Even if the payoff eventually came two years later, the price to pay in the meantime would have been incredibly steep. And so much about the Thunder likely would have been different.
With Chandler, the Thunder might have left Serge Ibaka overseas rather than bringing him over from Spain, where Ibaka was stashed for one season following the 2008 draft. Eric Maynor and Thabo Sefolosha were both acquired via trade — and Sefolosha and Nick Collison were later re-signed to cap-friendly deals — only because of the salary cap space the Thunder had remaining after backing out of the Chandler deal. And if Chandler was healthy enough to usher in just a few additional wins, the Thunder could have seen its luck change in the NBA Draft Lottery and lost out on the No. 3 overall pick in 2009, which turned into James Harden.
Watch Chandler in the NBA Finals, though, and none of that seems to matter. He just looks like he belongs on OKC's roster.
But Chandler admitted his injuries two seasons ago were so agonizing they led him to question his place, his skills and his future.
“It's been a tough couple of years for me,” Chandler said. “I remember coming off surgery and just really asking myself what is this all about, and not knowing the future and not knowing my capabilities on the court, how effective I would be.
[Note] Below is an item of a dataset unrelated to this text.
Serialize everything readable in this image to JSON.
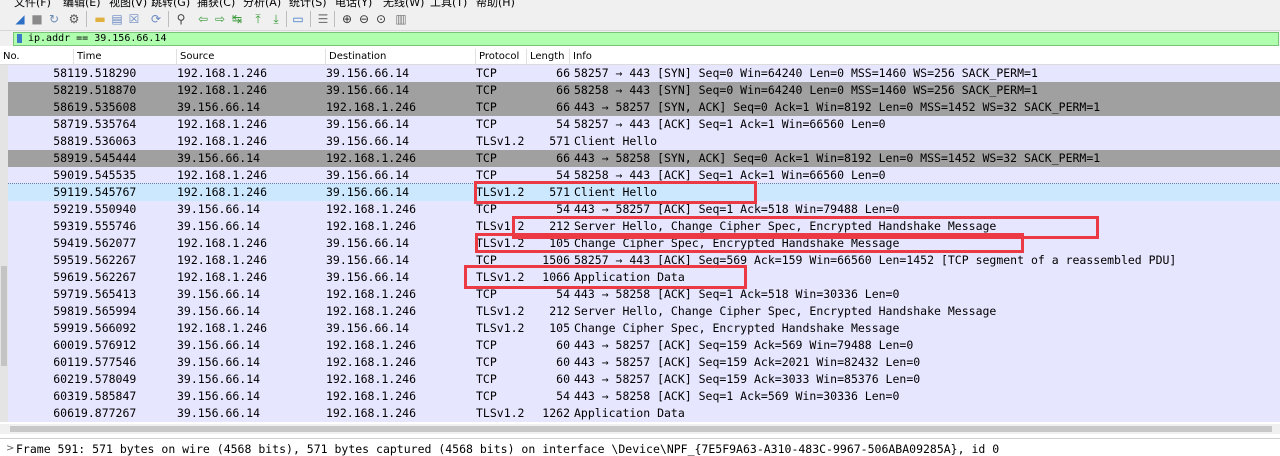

“So going through all of that, going through rehab, going through last year, it's amazing to be here. And it's important that you seize the moment. You take advantage of this opportunity, because I've been on the other end and looking like it would never happen.”
Mavs forward Peja Stojakovic, a teammate of Chandler's for three seasons with the Hornets in Oklahoma City and New Orleans from 2006-09, remembers seeing Chandler constantly in the training room. But he never heard Chandler discuss his ailments.
“Tyson is always a fighter,” Stojakovic said. “When he steps on the court, he's giving everything. He'll never tell you that he's hurt.”
Now that he's healthy, Chandler has revitalized his career.
Thunder fans are just forced to watch it blossom in a different city.